上場会社グループ内等での組織再編の場合、ダブル公告を採用するメリットがある
しかし、疑義無く適法な手続を望む上場会社グループ内等での組織再編の場合は、いわゆるダブル公告を採用し、官報公告とは別に、③日刊新聞紙又は電子公告によって公告をすることで(この点を捉えてダブル公告と呼びます)、②の個別催告については省略を図ることがあり、このためには、予め定款上の公告方法をダブル公告を行う媒体による公告方法に変更しておき、かつその公告方法の変更登記もしておく必要があります(そうしないとダブル公告をできる根拠が無いため)。
ダブル公告は登記まで完了しておかなければいけない
ここでのポイントは、まず定款上公告方法を変更してあるのみでは登記実務上、ダブル公告を採用したことを前提としての合併登記や会社分割の登記は不可能であり(登記が受理されない)、登記まで完了しておかなければいけない点にあります。
タイミングはダブル公告による公告掲載日の前日までに登記申請をする
次に、では「予め」定款上の公告方法を変更しかつ登記まで行っておくとは具体的にどのタイミングまでであるのかといった点が問題となりますが、これは実際のダブル公告による公告掲載日の前日までに登記申請までしていれば登記実務上は受理されます。

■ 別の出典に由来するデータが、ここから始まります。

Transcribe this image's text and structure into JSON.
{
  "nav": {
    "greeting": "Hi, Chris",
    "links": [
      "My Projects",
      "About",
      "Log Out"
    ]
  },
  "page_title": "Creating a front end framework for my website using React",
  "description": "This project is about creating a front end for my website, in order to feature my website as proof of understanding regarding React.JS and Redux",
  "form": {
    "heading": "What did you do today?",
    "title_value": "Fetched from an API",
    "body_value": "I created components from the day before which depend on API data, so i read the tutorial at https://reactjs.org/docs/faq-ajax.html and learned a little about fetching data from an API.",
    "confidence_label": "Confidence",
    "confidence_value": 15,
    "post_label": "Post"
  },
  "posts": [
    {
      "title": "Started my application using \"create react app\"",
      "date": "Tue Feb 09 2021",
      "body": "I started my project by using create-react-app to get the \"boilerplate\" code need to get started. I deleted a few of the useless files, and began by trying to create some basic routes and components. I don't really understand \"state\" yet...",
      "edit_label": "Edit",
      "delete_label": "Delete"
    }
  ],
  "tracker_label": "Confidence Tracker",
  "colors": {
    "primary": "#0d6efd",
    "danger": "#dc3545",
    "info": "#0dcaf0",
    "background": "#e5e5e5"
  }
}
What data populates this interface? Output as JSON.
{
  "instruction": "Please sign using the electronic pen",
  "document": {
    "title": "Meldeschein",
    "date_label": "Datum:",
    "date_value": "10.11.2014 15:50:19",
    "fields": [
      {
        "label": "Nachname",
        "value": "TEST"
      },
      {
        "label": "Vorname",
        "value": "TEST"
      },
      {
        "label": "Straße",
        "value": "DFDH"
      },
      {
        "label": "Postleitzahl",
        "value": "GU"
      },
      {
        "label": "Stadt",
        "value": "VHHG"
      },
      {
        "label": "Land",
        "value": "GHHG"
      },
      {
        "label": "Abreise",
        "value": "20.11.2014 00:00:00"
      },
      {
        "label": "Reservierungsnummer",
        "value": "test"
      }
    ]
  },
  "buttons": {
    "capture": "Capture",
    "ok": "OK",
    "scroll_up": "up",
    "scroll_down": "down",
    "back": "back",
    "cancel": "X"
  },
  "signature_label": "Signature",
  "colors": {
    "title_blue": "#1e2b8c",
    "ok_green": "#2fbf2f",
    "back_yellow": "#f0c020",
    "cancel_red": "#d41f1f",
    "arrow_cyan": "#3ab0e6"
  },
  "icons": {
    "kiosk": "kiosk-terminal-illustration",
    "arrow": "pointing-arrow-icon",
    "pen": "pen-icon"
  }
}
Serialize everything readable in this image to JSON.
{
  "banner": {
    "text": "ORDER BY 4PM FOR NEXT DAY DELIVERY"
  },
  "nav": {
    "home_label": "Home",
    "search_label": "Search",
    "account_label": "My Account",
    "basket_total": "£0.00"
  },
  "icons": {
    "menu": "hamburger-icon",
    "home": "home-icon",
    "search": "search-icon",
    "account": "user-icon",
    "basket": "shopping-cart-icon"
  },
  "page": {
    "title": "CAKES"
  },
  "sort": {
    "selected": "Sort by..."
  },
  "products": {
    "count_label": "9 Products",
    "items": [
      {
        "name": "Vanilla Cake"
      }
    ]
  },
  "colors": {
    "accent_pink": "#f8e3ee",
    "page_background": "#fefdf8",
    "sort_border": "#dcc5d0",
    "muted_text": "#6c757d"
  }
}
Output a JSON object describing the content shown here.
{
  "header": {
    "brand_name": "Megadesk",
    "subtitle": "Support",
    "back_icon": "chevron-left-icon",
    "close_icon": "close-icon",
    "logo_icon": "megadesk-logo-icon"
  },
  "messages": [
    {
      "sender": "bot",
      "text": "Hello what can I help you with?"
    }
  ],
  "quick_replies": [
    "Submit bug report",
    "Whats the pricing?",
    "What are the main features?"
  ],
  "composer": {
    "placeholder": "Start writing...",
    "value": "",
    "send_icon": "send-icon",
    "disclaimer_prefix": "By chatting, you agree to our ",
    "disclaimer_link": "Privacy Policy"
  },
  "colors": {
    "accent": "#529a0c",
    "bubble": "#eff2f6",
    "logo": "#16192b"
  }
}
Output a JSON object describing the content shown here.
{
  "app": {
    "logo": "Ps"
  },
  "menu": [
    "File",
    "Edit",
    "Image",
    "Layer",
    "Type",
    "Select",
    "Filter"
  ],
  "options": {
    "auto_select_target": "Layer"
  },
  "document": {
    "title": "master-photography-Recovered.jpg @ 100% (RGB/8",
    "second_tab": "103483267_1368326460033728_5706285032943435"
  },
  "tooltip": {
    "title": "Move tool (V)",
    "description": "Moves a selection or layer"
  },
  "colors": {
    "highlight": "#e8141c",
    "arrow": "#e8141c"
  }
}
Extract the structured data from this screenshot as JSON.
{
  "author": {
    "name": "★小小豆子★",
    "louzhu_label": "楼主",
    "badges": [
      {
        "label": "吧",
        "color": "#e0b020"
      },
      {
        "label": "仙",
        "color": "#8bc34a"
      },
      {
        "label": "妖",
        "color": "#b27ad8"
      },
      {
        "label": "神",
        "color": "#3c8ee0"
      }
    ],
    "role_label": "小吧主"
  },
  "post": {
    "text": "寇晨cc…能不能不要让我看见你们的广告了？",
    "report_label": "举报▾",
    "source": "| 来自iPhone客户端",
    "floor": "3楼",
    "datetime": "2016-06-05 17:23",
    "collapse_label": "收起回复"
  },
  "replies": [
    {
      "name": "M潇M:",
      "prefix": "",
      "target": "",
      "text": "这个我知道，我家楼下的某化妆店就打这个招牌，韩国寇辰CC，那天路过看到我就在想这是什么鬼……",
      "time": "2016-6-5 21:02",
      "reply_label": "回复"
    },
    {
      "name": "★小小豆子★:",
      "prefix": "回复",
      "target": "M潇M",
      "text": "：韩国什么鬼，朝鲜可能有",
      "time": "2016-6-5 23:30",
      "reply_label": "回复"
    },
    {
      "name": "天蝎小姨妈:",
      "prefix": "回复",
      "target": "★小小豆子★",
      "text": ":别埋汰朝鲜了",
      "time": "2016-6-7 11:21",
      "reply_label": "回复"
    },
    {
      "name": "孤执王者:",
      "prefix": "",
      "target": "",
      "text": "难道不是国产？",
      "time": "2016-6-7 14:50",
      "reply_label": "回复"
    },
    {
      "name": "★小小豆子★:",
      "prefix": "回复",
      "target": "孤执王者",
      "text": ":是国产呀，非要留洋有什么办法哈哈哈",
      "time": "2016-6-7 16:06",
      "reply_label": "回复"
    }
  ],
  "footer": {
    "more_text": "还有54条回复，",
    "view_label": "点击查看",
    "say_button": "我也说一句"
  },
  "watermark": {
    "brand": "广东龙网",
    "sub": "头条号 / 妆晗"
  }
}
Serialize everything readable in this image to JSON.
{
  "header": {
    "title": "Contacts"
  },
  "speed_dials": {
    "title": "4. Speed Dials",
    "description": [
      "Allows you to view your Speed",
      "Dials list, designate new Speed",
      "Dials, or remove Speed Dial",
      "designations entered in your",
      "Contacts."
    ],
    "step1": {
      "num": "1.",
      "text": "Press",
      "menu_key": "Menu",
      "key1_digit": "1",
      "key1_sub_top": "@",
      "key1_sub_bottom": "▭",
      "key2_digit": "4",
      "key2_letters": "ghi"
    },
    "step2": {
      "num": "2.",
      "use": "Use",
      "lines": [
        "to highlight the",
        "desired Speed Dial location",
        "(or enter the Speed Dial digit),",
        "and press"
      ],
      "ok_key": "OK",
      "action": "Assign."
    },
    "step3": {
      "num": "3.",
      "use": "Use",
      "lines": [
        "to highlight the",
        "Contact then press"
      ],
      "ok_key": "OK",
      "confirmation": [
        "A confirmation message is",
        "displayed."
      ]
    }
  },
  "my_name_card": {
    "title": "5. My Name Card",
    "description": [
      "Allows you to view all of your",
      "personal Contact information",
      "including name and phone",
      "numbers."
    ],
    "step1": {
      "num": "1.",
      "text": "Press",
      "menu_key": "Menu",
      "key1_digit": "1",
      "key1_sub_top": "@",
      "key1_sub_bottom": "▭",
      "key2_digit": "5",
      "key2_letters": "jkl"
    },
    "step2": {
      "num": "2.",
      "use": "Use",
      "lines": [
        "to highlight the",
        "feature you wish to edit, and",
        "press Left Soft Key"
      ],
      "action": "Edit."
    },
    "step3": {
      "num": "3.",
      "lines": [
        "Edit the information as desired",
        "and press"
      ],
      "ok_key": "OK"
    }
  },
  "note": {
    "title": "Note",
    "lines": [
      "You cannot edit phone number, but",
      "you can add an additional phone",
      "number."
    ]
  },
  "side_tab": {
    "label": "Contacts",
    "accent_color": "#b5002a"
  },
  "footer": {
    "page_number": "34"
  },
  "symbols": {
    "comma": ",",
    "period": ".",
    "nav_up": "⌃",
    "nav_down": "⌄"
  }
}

公告掲載日までに登記手続の完了までしている必要はない
公告掲載日までに登記手続の完了までしている必要は必ずしもありません(後日、登記簿上反映されるのはあくまで登記を申請した日であり、登記完了日までは反映されないため)。これは過去(といっても会社法施行前の商法時代のものでかなり前なのですが)商事法務に掲載された論文(Q&A)にこの論点に関する回答が掲載されたことがあり、登記実務もこれに倣っているということが背景にあります。
よって、組織再編実務上、組織再編手続を短期間で進める場合はまずは官報とダブル公告(日刊新聞紙)の掲載申込をまず先行させ、申込から実際の掲載日までの間に急ピッチで上記の定款上の公告方法変更+登記手続を進めることも良くあり、この点が組織再編手続スケジュールを策定するときにキーとなるポイントとなります。
繰り返しとなりますが、債権者保護手続は100%バックデートが効かないため、特に慎重に検討する必要があると言えるでしょう。